Tuesday, 19 July 2011
REVIEW: Latitude Festival 2011
It was my first time at Latitude Festival this year and my expectations were high for the critically-acclaimed, 'mini Glasto', nestled deep in the heart of the Suffolk countryside at Henham Park. The festival boasted a very eclectic line-up - not only musically - but also within the literature, comedy, poetry, dance, theatre and other artistic strands which comprise the annual event. Music, however, is the focus here.
This year's line-up was all about the smaller, lesser-known bands. While the headline slots gloated with the return of 90's glam-rock inspired Suede, it was unlikely that Saturday's headliner, Paolo Nutini, was going to be the highlight of the festival for me personally, and unfortunately, The National, are more boring than they are talented. BUT, the smaller acts? Simply wonderful. Special mentions must go to the double-trouble of Indie boys, Dog Is Dead, and Math-rockers, Trophy Wife, in the Sunrise Arena with their uplifting, feel-good performances. The intimacy of the venue, shaded by tree canopies and encompassed by fellow festival-goers perched on white bark tree logs, was aesthetically and audiologically my favourite venue (also, incidentally, because I saw the best performances here). Braids too delivered a pitch-perfect, harmonious slice of delicious minimalist/shoe-gaze/pyschadelia in the cosy tent and joined Spanish Disco-Pop/Rock experimentalists Crystal Fighters among my favourite performances of the weekend. Foals gave very strong performance in the Word Arena on the Saturday night, but sadly, Bombay Bicycle Club and other acts such as The Naked and Famous sounded too distorted and/or messy, which was a huge surprise after being overwhelmed by both acts at previous gigs.
What made the experience extra-special was the unbelievable intimacy and attention to detail that Festival Rebublic paid to the site: multi-coloured sheep, floating water stages, giant glow-in-the-dark flower decorations, contemporary art works hidden in the woods, punting on the river, light/water projections, painted trees, giant bookshelves, fairgrounds, outdoor beds, snugs and tree lanterns! Latitude has pretty much everything on its big brothers, Reading and Leeds, except for reeling in larger international bands.
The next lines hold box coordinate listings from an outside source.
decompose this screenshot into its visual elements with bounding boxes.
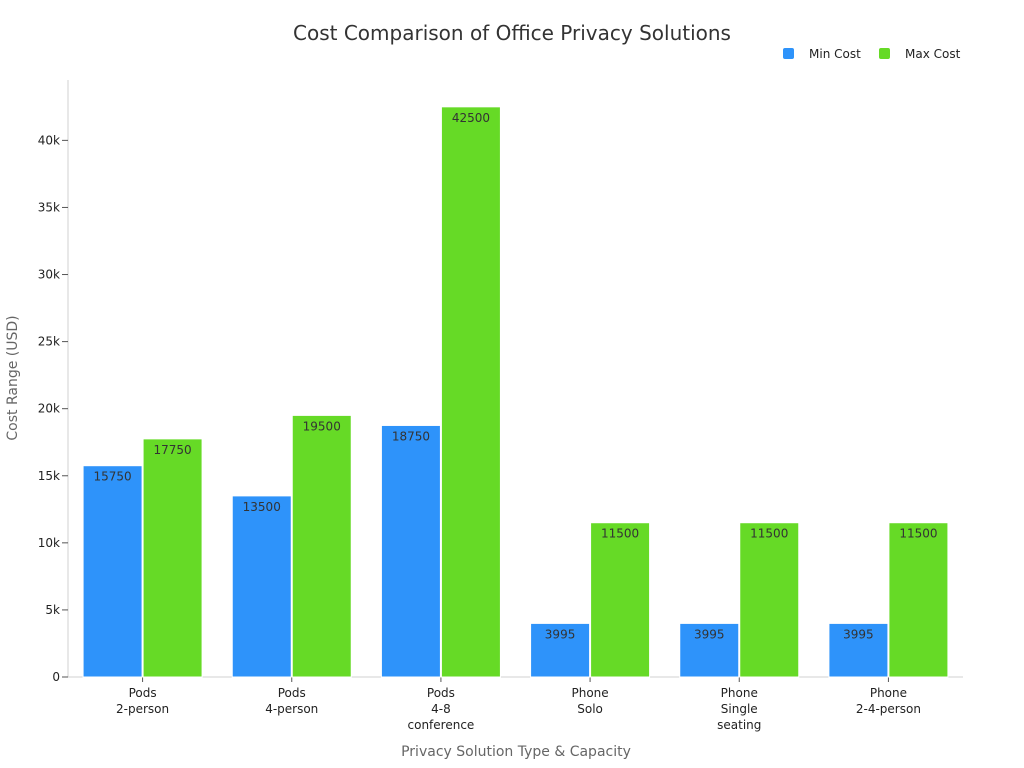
x-tick-label: Phone 2-4-person	[856, 686, 921, 716]
data-label: 13500	[243, 500, 281, 514]
legend: Min Cost Max Cost	[783, 47, 961, 61]
data-label: 11500	[899, 527, 937, 541]
y-tick-label: 0	[52, 670, 60, 684]
x-tick-label: Pods 2-person	[116, 686, 169, 716]
x-tick-label: Phone Single seating	[717, 686, 761, 732]
y-tick-label: 5k	[45, 603, 60, 617]
legend-swatch	[783, 48, 794, 59]
y-axis: 0 5k 10k 15k 20k 25k 30k 35k 40k	[38, 80, 69, 684]
x-tick-label: Pods 4-8 conference	[408, 686, 475, 732]
data-label: 3995	[545, 627, 576, 641]
legend-label: Max Cost	[905, 47, 961, 61]
data-label: 11500	[750, 527, 788, 541]
bar-min-cost	[679, 622, 740, 678]
bar-min-cost	[828, 622, 889, 678]
legend-item-min-cost[interactable]: Min Cost	[783, 47, 861, 61]
bar-max-cost	[440, 106, 501, 678]
bars	[82, 106, 949, 678]
bar-min-cost	[530, 622, 591, 678]
bar-max-cost	[590, 522, 651, 678]
data-label: 3995	[843, 627, 874, 641]
y-tick-label: 20k	[38, 402, 60, 416]
bar-min-cost	[380, 424, 441, 678]
bar-min-cost	[82, 465, 143, 678]
y-tick-label: 25k	[38, 335, 60, 349]
data-labels: 15750 17750 13500 19500 18750 42500 3995 11500 3…	[93, 111, 937, 642]
y-tick-label: 30k	[38, 268, 60, 282]
data-label: 42500	[452, 111, 490, 125]
legend-item-max-cost[interactable]: Max Cost	[879, 47, 961, 61]
data-label: 15750	[93, 470, 131, 484]
x-tick-label: Pods 4-person	[265, 686, 318, 716]
y-tick-label: 10k	[38, 536, 60, 550]
bar-min-cost	[231, 495, 292, 678]
data-label: 17750	[153, 443, 191, 457]
legend-label: Min Cost	[809, 47, 861, 61]
bar-max-cost	[291, 414, 352, 678]
data-label: 3995	[694, 627, 725, 641]
x-axis: Pods 2-person Pods 4-person Pods 4-8 conferenc…	[68, 676, 963, 732]
bar-max-cost	[888, 522, 949, 678]
legend-swatch	[879, 48, 890, 59]
y-axis-title: Cost Range (USD)	[5, 315, 21, 440]
chart-title: Cost Comparison of Office Privacy Soluti…	[293, 21, 731, 45]
bar-max-cost	[739, 522, 800, 678]
data-label: 18750	[392, 429, 430, 443]
data-label: 11500	[601, 527, 639, 541]
x-tick-label: Phone Solo	[571, 686, 608, 716]
data-label: 19500	[303, 419, 341, 433]
y-tick-label: 35k	[38, 200, 60, 214]
bar-max-cost	[142, 438, 203, 678]
y-tick-label: 40k	[38, 133, 60, 147]
x-axis-title: Privacy Solution Type & Capacity	[401, 744, 631, 760]
y-tick-label: 15k	[38, 469, 60, 483]
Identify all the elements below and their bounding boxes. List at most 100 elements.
Here are some awards to sum it all up:
Best Act: Crystal Fighters (astounding enthusiasm and musical tightness).
Worst Act: James Blake (as dull as dishwater).
Biggest Surprise: Villagers (absolutely flawless live, even if the singer's clipped vocals grate).
Biggest Disappointment: Deerhunter (I was really looking forward to seeing them live, but they gave a poor performance).
Favourite New Act: Braids (admittedly discovered them a few months back, but now the love is gigantic).
...and a healthy 8/10 for overall festival experience.